There's plenty of speculation around about what may happen once the Assad regime falls. One suggestion is that the Alawites, the sect to which the President belongs, will base themselves on the coast, allowing a largely Sunni opposition to control the rest of the country. However, Joshua Landis has offered a compelling five-point argument as to why Syria is unlikely to be partitioned.
On Tuesday, Michael Doran, an official in the George W. Bush Administration, revisited the argument for the Wall Street Journal. After a brief history claiming Syria's sectarian nature, Doran argues that the remnants of the Assad regime will regroup on the coast, forming an Iranian satellite nation with a vested hatred for Israel and the Jews:
When Assad loses Aleppo and Damascus --- and this loss is almost a certainty --- his Russian and Iranian patrons won't abandon him. They have no other horse to ride in Syria. Instead they will assist in establishing a sectarian militia, an Alawite analogue to Hezbollah. In fact, such a militia is already rising up naturally, as Sunni defections transform the Syrian military into an overtly Alawite force.

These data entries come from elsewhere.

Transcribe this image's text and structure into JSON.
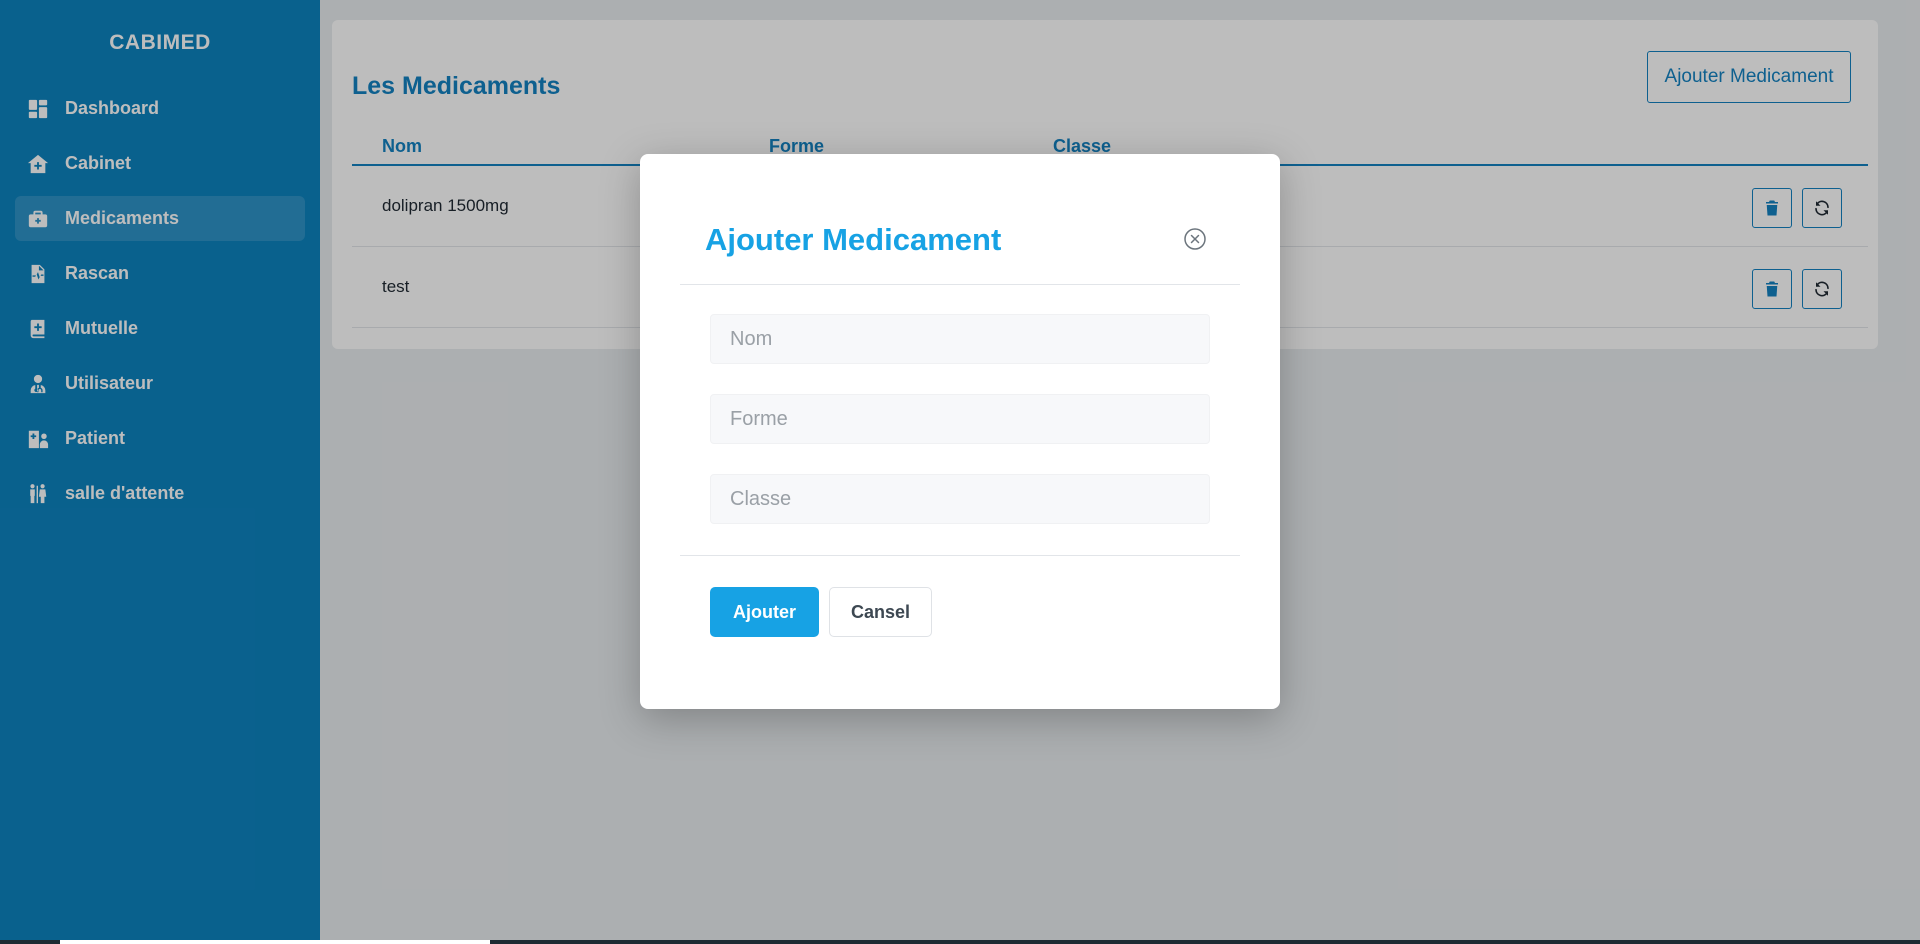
{
  "sidebar": {
    "brand": "CABIMED",
    "items": [
      {
        "label": "Dashboard",
        "icon": "dashboard-icon",
        "active": false
      },
      {
        "label": "Cabinet",
        "icon": "home-medical-icon",
        "active": false
      },
      {
        "label": "Medicaments",
        "icon": "medical-kit-icon",
        "active": true
      },
      {
        "label": "Rascan",
        "icon": "file-waveform-icon",
        "active": false
      },
      {
        "label": "Mutuelle",
        "icon": "book-medical-icon",
        "active": false
      },
      {
        "label": "Utilisateur",
        "icon": "user-doctor-icon",
        "active": false
      },
      {
        "label": "Patient",
        "icon": "hospital-user-icon",
        "active": false
      },
      {
        "label": "salle d'attente",
        "icon": "people-waiting-icon",
        "active": false
      }
    ]
  },
  "main": {
    "title": "Les Medicaments",
    "add_button": "Ajouter Medicament",
    "columns": [
      "Nom",
      "Forme",
      "Classe"
    ],
    "rows": [
      {
        "nom": "dolipran 1500mg"
      },
      {
        "nom": "test"
      }
    ]
  },
  "modal": {
    "title": "Ajouter Medicament",
    "fields": {
      "nom_placeholder": "Nom",
      "forme_placeholder": "Forme",
      "classe_placeholder": "Classe"
    },
    "submit": "Ajouter",
    "cancel": "Cansel"
  },
  "colors": {
    "sidebar": "#0d83bf",
    "accent": "#1382c2",
    "modal_accent": "#17a2e4"
  }
}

If the rebels finally succeed in dislodging the regime from the main cities, it will retreat to the north, and the autonomous Alawite canton that Bashar al-Assad's grandfather envisioned will finally be born. "Alawistan," as the Mideast scholar Tony Badran called it, will join Hezbollah in the Bekaa Valley of Lebanon as another sectarian island in the Iranian archipelago of influence.

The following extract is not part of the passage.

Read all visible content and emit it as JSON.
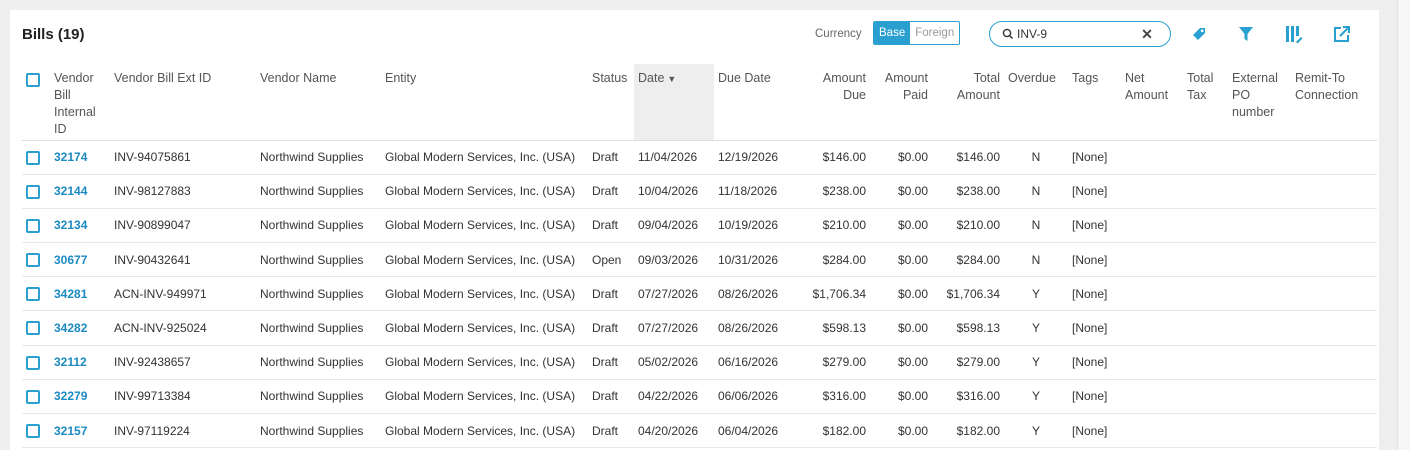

Doran asserts this possibility is justification for immediate US intervention:
If the breakup of Syria and the rise of an Iranian-backed canton are indeed undesirable, then Washington must get to work immediately to create an alternative. The planning should begin in Turkey, which borders not just Aleppo but also the future canton of Alawistan.
This analysis is deeply flawed. First, despite increased violence in recent weeks, this is not necessarily sectarian in nature. With the regime focusing on Free Syrian Army fighters, concerns about Alawite militias attacking Sunni villages have been pushed into the background --- at least for now.

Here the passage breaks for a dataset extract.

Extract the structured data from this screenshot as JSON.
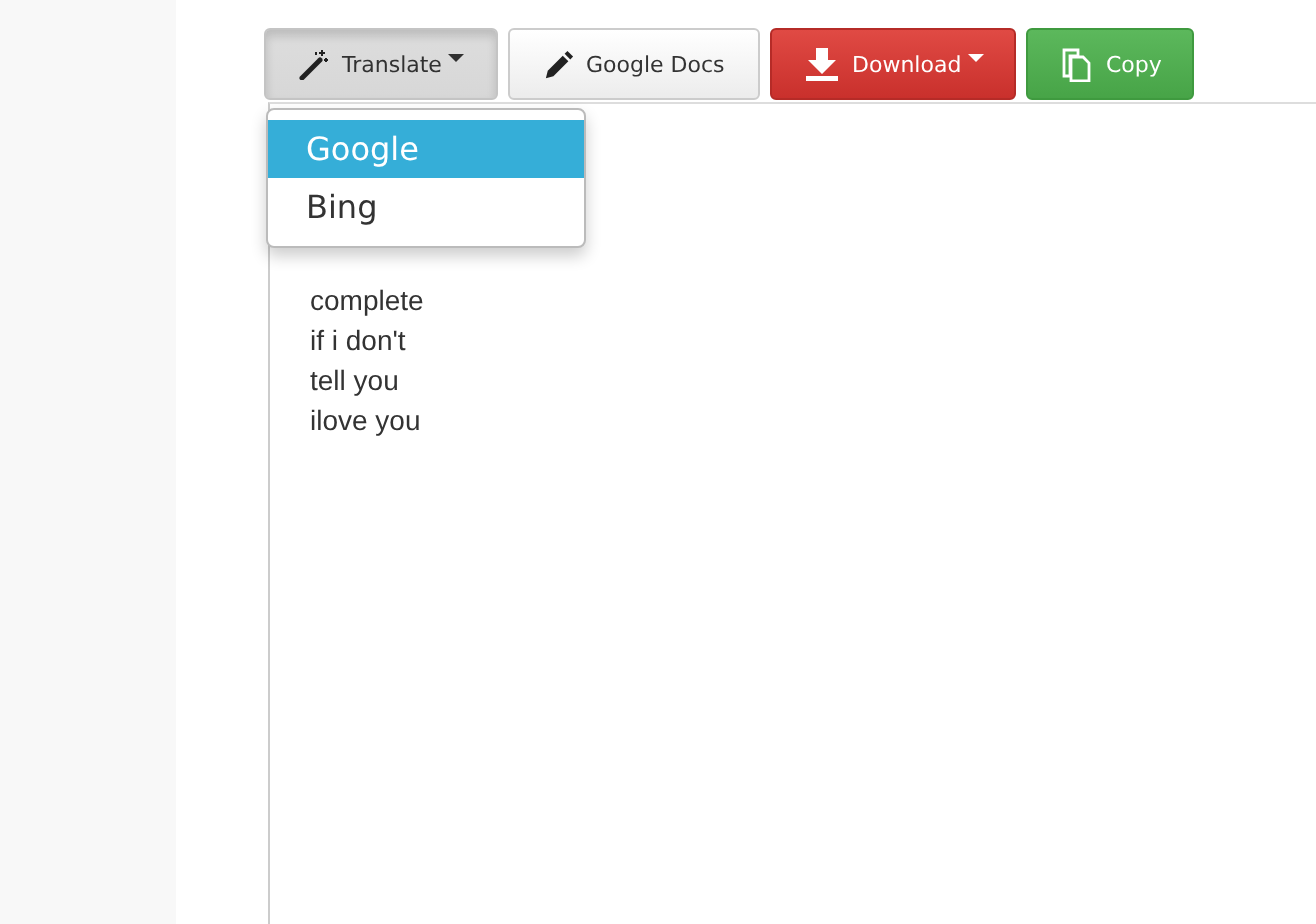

Secondly, this argument assumes that the fall of Damascus will not be decisive for the survival of the regime. President Assad and his inner circle have put the majority of their forces in Damascus, Aleppo Daraa, and Homs --- if these areas were to fall to the Free Syrian Army, there would be no escape route for the remnants of the Assad faction.
Thirdly, the Syrian opposition would see an Alawite country, particularly one with coastal access, as an existential threat and would not allow the territory to break away. The opposition, far from being passive, is present in Lattakia, Tartous, the inland mountains, and areas of the coast.
These points, however, are probably peripheral to Doran's primary approach, however. Frankly, this reads more as a fear-mongering, Iran-bashing article, rationalising US intervention in Syria and --- possibly --- setting up an argument for a direct move against the Islamic Republic.
Iran's influence in this conflict is obvious. It is financially, and to a lesser extent militarily, supporting the Assad regime. Its ally Russia is blocking any progress at the international level. Hezbollah is also doubling down in its support for the Assad regime. But to oversimplify this complicated conflict into a proxy war, or a sectarian conflict, or an imperial/anti-imperial struggle, or any other cliché, is to ignore the history of the entire conflict and the broader facts on the ground.